# New Photoshop



## James (Jul 17, 2006)

Anyone using CS4 yet? I am on the portable version, very stable. Love the internet


----------



## in_denial (Aug 3, 2005)

not yet; still on CS2 - what is 'portable'? something to do with the licensing?

cheers,

Tim


----------



## James (Jul 17, 2006)

It means it runs without installing and can be moved anywhere like to a USB drive and so on


----------



## Chally2 (Jul 11, 2008)

I'm still using PSP7 and Office 2000, on WinXP of course. 

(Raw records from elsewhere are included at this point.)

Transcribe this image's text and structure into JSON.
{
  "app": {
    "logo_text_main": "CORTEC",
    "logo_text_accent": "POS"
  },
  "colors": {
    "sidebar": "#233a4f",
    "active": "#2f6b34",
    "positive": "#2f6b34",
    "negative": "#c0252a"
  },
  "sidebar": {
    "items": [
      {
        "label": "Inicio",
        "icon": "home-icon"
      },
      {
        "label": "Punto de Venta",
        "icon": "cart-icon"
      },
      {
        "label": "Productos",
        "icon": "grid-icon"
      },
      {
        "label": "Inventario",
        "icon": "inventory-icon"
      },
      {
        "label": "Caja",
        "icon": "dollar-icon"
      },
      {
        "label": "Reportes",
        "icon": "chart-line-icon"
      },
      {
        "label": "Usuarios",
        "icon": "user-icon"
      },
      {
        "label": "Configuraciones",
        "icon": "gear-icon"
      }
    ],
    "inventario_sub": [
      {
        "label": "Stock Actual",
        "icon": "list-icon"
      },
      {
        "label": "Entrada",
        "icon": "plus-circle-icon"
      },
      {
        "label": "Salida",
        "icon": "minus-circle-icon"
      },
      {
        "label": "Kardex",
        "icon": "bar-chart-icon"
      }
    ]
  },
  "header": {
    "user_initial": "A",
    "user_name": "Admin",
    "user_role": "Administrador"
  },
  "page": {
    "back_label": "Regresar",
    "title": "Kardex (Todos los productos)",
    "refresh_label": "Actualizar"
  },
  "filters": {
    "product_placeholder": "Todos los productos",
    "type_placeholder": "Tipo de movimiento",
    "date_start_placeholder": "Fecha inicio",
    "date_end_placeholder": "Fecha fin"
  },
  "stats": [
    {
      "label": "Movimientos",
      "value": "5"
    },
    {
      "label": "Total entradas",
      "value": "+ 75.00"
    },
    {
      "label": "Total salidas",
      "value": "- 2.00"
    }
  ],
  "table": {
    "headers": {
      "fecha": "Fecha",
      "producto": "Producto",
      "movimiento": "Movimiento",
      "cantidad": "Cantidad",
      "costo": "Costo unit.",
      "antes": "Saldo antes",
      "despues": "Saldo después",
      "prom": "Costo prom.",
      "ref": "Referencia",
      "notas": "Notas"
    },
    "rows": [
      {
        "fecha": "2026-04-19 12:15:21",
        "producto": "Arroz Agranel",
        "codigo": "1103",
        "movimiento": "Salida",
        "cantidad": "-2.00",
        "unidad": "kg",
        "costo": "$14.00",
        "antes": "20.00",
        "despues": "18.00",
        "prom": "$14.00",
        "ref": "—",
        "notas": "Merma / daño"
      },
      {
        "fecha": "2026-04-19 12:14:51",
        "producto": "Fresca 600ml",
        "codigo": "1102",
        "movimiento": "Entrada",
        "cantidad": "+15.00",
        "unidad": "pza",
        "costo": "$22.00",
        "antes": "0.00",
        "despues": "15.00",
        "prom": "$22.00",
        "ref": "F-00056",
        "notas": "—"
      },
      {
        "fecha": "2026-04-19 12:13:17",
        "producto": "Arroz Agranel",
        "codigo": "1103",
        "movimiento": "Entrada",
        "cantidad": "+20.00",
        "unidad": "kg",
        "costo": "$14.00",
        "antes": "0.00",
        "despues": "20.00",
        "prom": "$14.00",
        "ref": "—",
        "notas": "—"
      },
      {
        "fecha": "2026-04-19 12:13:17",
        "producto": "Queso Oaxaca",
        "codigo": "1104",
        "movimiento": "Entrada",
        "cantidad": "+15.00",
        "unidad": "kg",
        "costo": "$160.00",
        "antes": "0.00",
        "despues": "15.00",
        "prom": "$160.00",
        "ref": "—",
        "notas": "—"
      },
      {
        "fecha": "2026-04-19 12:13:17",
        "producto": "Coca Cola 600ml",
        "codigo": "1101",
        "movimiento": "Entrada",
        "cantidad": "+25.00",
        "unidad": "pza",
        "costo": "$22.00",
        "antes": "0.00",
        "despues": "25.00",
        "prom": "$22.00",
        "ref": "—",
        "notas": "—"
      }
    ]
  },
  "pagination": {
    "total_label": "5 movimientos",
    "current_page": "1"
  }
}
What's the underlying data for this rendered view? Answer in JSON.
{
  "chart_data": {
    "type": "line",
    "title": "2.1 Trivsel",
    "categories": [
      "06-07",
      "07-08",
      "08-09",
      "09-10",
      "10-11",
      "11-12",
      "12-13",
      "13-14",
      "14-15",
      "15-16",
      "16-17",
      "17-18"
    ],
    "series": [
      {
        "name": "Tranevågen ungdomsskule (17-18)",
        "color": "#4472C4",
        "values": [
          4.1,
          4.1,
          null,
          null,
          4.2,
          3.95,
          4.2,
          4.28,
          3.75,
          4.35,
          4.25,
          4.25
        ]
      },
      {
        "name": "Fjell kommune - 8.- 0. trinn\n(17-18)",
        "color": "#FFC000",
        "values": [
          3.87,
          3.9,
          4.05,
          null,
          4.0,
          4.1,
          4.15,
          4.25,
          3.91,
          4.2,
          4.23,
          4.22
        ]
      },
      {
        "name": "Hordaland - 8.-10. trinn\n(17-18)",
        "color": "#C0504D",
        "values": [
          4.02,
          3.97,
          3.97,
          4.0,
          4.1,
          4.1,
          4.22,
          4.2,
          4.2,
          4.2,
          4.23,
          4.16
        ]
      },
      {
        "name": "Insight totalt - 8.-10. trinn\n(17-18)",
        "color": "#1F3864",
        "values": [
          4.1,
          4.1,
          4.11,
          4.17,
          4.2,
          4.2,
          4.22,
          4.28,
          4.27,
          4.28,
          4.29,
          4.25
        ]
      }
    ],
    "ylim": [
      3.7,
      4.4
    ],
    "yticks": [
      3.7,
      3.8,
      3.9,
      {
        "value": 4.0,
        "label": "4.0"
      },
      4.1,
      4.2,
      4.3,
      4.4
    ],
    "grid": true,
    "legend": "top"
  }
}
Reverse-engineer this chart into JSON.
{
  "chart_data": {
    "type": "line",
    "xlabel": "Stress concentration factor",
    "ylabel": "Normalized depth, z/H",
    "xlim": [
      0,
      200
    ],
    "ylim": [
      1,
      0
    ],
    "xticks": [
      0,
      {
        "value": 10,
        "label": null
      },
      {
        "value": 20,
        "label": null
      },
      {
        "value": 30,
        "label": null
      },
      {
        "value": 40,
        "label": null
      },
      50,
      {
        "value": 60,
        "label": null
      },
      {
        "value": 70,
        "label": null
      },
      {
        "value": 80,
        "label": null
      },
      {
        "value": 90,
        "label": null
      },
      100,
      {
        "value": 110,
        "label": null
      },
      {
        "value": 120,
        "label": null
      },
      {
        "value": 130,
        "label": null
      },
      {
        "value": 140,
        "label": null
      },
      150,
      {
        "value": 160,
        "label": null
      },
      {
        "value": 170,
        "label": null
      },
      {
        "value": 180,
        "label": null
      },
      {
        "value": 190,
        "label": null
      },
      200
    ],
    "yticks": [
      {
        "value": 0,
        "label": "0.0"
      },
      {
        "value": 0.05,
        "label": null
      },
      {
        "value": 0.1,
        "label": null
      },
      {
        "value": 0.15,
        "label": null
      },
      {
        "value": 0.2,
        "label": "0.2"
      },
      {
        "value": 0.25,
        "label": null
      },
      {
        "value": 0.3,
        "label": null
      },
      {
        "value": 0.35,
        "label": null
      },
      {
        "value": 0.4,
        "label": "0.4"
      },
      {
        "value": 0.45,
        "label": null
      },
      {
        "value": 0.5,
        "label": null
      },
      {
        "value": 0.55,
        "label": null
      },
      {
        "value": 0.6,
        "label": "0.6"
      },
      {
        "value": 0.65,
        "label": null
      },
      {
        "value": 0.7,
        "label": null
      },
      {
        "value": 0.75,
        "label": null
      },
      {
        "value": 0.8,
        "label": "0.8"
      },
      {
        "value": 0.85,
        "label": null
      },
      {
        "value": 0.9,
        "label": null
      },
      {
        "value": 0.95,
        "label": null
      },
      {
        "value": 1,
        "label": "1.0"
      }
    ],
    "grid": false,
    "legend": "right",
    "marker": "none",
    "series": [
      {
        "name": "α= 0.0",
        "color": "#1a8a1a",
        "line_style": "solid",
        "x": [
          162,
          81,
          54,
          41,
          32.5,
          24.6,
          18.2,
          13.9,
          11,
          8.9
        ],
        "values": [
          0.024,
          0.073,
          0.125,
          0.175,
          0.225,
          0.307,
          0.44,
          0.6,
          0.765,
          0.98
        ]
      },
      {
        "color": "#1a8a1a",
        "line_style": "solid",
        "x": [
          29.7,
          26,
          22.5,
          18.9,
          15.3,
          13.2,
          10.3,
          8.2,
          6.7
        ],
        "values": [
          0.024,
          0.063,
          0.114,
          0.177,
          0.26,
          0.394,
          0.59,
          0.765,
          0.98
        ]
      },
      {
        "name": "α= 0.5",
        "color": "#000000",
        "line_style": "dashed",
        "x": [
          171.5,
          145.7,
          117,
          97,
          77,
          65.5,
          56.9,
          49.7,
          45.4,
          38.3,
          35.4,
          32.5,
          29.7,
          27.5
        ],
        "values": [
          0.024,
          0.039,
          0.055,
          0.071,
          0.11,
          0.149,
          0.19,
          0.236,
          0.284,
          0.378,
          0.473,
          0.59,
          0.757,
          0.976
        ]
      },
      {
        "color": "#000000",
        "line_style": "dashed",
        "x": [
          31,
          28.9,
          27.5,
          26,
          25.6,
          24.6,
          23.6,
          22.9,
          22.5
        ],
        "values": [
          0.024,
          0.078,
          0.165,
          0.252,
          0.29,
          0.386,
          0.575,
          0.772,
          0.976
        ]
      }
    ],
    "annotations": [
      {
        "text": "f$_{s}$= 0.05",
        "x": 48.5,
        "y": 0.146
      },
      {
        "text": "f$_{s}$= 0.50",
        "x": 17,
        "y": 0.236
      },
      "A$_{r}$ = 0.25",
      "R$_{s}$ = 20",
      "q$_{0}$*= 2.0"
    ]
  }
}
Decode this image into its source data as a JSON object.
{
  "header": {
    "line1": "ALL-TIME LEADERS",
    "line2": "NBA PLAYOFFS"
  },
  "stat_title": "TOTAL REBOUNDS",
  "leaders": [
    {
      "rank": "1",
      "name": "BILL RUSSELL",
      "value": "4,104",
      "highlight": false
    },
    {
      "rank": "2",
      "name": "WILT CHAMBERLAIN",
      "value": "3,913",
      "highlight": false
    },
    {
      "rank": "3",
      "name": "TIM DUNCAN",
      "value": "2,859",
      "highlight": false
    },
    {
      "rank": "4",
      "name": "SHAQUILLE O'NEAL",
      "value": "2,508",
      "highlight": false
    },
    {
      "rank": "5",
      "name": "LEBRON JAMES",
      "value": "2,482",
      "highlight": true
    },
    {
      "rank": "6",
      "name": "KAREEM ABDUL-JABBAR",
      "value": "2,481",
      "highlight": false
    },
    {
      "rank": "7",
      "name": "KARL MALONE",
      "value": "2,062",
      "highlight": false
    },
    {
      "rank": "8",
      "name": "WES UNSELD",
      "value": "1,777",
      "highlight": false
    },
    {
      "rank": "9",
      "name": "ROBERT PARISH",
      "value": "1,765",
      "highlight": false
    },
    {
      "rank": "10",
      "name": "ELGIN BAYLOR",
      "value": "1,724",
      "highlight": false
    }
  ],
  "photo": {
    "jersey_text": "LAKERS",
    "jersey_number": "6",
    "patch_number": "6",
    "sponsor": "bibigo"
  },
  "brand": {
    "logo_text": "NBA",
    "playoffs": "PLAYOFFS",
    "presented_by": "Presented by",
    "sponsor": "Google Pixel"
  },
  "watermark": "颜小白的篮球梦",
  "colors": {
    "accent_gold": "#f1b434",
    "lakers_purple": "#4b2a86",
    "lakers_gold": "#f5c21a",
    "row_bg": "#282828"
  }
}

I guess I'm just a dinosaur? :tongue2:


----------



## martinus_scriblerus (Sep 29, 2008)

Chally2 said:


> I'm still using PSP7 and Office 2000, on WinXP of course.
> 
> I guess I'm just a dinosaur? :tongue2:


Now if you were using DOS and Wordstar that would truly make you a dinosaur (remember dot commands?). I can't even remember what was before Lotus 123. Was it Visicalc?


----------



## adrian (May 23, 2004)

I'm using Vista with Office home&Student 2007 (e.g. $700+ worth of license). Few days ago Microzzzoft announced un-ceremoniously they will completely drop Vista. B) I'm about to become a dinosaur myself. B) Whaddaya know, eh? :lol:


----------



## adrian (May 23, 2004)

James said:


> Anyone using CS4 yet? I am on the portable version, very stable. Love the internet


I'm using the CS3 at school. Didn't got into animation/video editing yet.


----------



## bunchie32 (Jun 27, 2008)

still on cs3 here.

it's not worth the outlay to upgrade for me yet. plus, i use illustrator a lot more than PS.


----------



## bunchie32 (Jun 27, 2008)

potz said:


> Don't use PS anymore. Way too expensive. Gimp is the business and it's free.


so is photoshop.........


----------



## Boxbrownie (Aug 11, 2005)

Still using CS2 here at work and home, but have a version of CS3 on my USB stick which runs on any comp its plugged into...so I guess thats the same? Must admit though from my experience of CS3 and what I have read of CS4 there just isn't the justification to upgrade from CS2......hells bells I know a couple of pro's who use elements at home :lol:

I think its much the same as the PC vs MAC debate in "arty" circles or indeed VW vs SKODA :lol: they all do exactly the same job but one looks different from t'other.


----------